No entanto, nem todas as tatuagens de Ötzi ficavam em locais geralmente afetados pelo desgaste nas articulações. Ötzi também ostentava tatuagens no peito. Teorias do propósito por trás deste conjunto de tatuagens, descoberto usando novas técnicas de diagnóstico por imagem em 2015, variam desde técnicas ancestrais de acupuntura ou técnicas cerimoniais de cura até serem parte de um sistema de rituais ou crenças religiosas.
Claro, a ideia de que as tatuagens de Ötzi podem ter um profundo significado cultural ou religioso para ele e seu povo é plausível. Como historiadora e estudiosa da tatuagem, tenho visto como as tatuagens têm sido usadas historicamente para cura cerimonial, ritos religiosos e para mostrar que a pessoa tatuada pertence a grupos culturais e religiosos – desde o mundo antigo e até os tempos modernos.
Tatuagens antigas Restos mumificados de mulheres no Egito mostram tatuagens que datam de 2.000 a.C. Além disso, figuras gravadas e pintadas em relevos de tumbas e pequenas estatuetas esculpidas representando mulheres com tatuagens datam de 4000-3500 a.C.

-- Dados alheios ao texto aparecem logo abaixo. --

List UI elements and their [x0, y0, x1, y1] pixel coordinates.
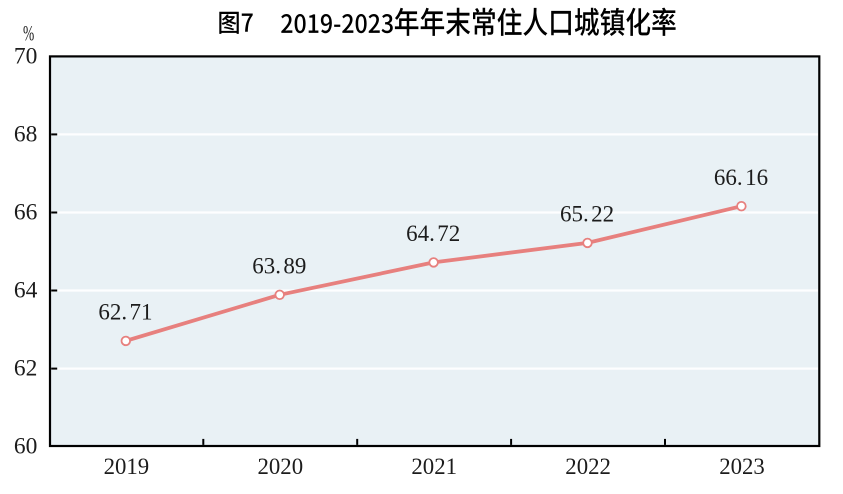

Em ambos os casos, as tatuagens eram uma série de pontos, muitas vezes aplicados como se formassem uma rede de proteção no abdômen de uma mulher. Também foram encontradas tatuagens da deusa egípcia Bes, vista como a protetora das mulheres em trabalho de parto, na parte superior da coxa de uma mulher. As tatuagens antigas foram consideradas uma espécie de talismã de proteção para as mulheres que estavam para dar à luz. O pai dos historiadores, o grego Heródoto, contou como escravos fugitivos em Canopus se tatuaram voluntariamente como uma forma de encobrir a marca realizada neles por seus mestres e por devoção religiosa.
As novas marcas eram frequentemente usadas para simbolizar que esses homens e mulheres não serviam mais a seus senhores escravos terrestres, e sim agora estavam a serviço de um certo deus ou deusa.
Tatuagens em várias religiões
Paulo, o apóstolo cristão, disse algo que está registrado no versículo Gálatas 6:17 da Bíblia: “de agora em diante ninguém me perturbará, pois trago em meu corpo as marcas de Jesus”.
A palavra original usada para “marcas” era “estigma”, que era frequentemente visto (remetendo a Heródoto) como o termo usado para descrever as práticas de tatuagem. Vários estudiosos acreditam as tatuagens de Paulo foram feitas para mostrar sua devoção a Cristo. As tatuagens também ajudariam outros cristãos, que enfrentavam a perseguição do Império Romano, a identificá-los como seguidores da nova religião.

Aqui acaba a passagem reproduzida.